After the recent housing market meltdown, many home owners have found themselves underwater on their mortgages. Being underwater means that they owe more on their homes than the homes are worth, making it difficult to keep making mortgage payments. Knowing that you are paying significantly more for your home than what the home is worth feels like throwing money away and the majority of home owners will probably choose to get rid of the home instead of making payments for several more years. Having to abandon the home that you have created memories in can be very unpleasant for the whole family, but it is probably a better choice than throwing money out the window.
The problem with being underwater is that you practically have two choices that will get you out of this situation: you can either walk away from your home, in which case the lender will foreclose on it, or sell it for less than it was originally worth at a short sale. Both of these options have serious consequences, and there is no way around them, but you probably want to know which one is the better choice, which one will create less problems for you than the other.
Differences Between Walking Away and Doing a Short Sale
Several parts of your financial life will have to suffer as a consequence of both walking away from a home and doing a short sale. The most affected will be your credit score, and this is where doing a short sale seems to beat walking away from a home and having it go into foreclosure.
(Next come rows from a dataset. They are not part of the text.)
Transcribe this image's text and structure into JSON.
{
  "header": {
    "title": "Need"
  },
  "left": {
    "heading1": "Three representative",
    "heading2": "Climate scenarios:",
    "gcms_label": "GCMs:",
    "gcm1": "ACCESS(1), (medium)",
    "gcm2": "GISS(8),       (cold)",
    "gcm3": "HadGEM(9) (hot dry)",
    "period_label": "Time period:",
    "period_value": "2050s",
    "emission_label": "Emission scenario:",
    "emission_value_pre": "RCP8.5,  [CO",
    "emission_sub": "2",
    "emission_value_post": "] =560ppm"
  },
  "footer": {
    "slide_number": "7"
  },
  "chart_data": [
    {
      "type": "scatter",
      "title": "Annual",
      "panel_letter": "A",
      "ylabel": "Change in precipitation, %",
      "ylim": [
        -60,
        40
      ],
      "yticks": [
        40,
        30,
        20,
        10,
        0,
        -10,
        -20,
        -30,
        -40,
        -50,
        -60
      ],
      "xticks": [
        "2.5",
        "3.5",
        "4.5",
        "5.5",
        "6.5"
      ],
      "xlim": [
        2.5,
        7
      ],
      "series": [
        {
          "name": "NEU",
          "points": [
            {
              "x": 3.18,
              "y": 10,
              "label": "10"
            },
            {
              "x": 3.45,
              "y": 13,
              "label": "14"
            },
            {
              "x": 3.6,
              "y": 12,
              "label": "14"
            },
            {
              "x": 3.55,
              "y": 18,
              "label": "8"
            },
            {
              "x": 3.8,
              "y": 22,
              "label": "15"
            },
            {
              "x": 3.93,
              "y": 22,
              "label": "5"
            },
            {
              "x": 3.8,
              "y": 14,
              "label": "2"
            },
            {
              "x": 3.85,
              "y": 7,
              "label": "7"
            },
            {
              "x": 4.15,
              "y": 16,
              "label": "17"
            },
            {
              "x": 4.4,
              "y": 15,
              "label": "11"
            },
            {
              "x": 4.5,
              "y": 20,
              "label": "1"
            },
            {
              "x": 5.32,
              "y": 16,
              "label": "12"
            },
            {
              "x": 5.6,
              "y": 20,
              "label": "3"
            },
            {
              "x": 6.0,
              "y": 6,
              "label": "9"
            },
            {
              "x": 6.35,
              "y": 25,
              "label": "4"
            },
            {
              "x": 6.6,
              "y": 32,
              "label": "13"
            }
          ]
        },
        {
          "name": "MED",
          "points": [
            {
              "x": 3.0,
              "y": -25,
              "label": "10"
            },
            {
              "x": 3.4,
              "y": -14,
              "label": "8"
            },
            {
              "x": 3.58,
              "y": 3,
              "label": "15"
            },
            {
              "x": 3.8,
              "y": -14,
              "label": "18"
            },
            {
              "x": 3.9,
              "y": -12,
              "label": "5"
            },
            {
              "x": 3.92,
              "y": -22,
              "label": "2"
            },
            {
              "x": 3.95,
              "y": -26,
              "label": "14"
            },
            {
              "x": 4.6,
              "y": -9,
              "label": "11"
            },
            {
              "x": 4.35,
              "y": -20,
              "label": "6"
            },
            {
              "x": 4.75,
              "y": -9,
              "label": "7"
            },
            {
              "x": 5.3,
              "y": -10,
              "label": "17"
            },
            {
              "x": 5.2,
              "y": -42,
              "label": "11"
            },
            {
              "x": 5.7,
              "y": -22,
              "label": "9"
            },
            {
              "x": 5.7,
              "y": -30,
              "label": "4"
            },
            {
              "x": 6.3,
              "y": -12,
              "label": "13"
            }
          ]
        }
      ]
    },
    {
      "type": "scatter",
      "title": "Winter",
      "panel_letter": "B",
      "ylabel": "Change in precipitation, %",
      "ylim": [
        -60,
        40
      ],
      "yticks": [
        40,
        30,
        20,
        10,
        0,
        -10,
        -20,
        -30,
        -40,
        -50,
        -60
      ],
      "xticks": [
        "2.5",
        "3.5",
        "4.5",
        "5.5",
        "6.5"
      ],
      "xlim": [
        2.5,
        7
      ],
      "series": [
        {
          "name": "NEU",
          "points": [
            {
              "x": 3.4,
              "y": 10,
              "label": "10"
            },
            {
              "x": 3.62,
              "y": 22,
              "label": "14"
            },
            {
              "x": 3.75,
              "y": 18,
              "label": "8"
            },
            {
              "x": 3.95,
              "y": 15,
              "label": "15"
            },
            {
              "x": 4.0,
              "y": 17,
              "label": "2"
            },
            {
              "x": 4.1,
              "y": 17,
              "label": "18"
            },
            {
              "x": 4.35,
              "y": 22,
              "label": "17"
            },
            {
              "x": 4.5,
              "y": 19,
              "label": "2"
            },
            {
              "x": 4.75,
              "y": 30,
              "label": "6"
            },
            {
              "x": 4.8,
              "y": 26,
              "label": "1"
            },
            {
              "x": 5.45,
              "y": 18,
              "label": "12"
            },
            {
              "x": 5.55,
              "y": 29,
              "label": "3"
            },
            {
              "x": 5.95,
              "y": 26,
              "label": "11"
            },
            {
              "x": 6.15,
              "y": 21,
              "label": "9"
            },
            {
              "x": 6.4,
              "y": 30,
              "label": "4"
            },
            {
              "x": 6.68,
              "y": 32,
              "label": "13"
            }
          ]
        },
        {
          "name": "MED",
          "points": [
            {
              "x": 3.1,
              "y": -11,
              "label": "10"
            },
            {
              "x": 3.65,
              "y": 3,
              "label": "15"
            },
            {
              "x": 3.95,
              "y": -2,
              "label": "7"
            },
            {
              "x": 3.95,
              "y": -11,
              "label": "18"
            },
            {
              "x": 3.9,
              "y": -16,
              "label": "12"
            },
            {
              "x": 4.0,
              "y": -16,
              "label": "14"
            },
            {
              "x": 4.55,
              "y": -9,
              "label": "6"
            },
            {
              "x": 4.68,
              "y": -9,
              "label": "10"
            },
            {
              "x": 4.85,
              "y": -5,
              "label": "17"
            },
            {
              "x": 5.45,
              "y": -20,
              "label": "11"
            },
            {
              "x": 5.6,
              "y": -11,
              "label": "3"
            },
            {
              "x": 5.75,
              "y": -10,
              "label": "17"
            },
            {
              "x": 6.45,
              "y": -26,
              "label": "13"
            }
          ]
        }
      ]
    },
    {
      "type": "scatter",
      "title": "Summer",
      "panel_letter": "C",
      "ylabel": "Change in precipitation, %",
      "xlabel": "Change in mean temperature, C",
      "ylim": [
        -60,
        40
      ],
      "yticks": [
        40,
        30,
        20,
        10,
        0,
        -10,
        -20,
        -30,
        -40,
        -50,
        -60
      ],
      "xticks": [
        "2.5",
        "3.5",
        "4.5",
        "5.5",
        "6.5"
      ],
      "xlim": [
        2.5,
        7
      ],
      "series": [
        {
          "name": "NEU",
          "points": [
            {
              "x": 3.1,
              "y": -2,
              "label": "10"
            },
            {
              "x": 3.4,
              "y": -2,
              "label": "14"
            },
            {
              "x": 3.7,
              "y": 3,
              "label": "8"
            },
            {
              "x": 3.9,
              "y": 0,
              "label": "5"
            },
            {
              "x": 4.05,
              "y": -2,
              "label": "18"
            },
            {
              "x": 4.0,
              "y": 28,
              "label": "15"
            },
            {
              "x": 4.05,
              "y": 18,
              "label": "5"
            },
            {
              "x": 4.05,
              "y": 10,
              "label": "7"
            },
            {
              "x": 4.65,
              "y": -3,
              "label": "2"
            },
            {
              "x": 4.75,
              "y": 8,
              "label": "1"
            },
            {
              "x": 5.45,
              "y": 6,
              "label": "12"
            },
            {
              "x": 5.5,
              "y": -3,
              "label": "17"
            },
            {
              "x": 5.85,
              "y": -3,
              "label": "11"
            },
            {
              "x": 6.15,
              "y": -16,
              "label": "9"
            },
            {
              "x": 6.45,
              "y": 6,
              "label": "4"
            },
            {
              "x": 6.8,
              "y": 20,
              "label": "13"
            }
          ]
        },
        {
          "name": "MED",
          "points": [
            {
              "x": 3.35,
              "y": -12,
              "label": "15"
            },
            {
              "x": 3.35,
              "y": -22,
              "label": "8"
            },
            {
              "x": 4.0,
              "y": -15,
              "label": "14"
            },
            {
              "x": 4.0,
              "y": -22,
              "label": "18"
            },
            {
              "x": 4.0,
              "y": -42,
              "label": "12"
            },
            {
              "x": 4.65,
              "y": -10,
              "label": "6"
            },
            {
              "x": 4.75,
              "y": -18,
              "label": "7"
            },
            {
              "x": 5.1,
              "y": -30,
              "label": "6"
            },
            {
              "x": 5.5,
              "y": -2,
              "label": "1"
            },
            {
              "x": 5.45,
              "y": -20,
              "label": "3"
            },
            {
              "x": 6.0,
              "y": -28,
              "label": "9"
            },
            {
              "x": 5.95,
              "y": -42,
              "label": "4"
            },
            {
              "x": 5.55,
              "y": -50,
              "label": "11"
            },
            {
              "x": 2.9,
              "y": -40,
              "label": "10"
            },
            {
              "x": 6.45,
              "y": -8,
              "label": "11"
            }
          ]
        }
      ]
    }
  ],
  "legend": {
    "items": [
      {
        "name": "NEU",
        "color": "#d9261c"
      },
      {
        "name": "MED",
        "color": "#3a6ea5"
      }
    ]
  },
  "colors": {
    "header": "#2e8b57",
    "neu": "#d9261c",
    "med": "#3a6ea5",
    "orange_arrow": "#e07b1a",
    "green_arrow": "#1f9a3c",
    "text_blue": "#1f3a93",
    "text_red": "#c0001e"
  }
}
With a short sale, the lender hopes to recuperate most of the amount that you owe him, and to avoid going through the lengthy and expensive process of foreclosing. Here are two main differences between walking away from a home and doing a short sale, and how they will affect you.
- Your credit score. Walking away from your home will result in foreclosure, which will have a large negative effect on your credit score. Foreclosures typically remain on a credit report for up to 7 years, making it next to impossible for you to take out another mortgage loan and buy a new home. Short sales will also be added to your credit report, but worded as “settled for less” or something similar. Lenders prefer to recover some of the debt by doing a short sale instead of foreclosure, which takes a long time and is expensive. Your credit score has less to suffer when doing a short sale and it will be easier to recover, in only a couple of years.
- Your ability to buy a new home. When walking away from your home, you can buy a new home after 5 years have passed, but with several restrictions, like making a larger down payment and paying a larger interest rate. After 7 years, the black spot on your credit report goes away and you are able to buy a new home without these restrictions, as long as everything else is in order. You can buy a new home right away after doing a short sale, as long as you haven’t missed any payments on your previous mortgage and the lender doesn’t require that you pay back the remaining amount. However, finding a lender that will give you a mortgage loan in this situation is very difficult.
Doing a short sale seems to be the better choice between the two, but there are many factors to take into consideration before you can decide. However, your credit score is probably the most important factor, so choosing to do a short sale over walking away from your home is probably the best option in most situations.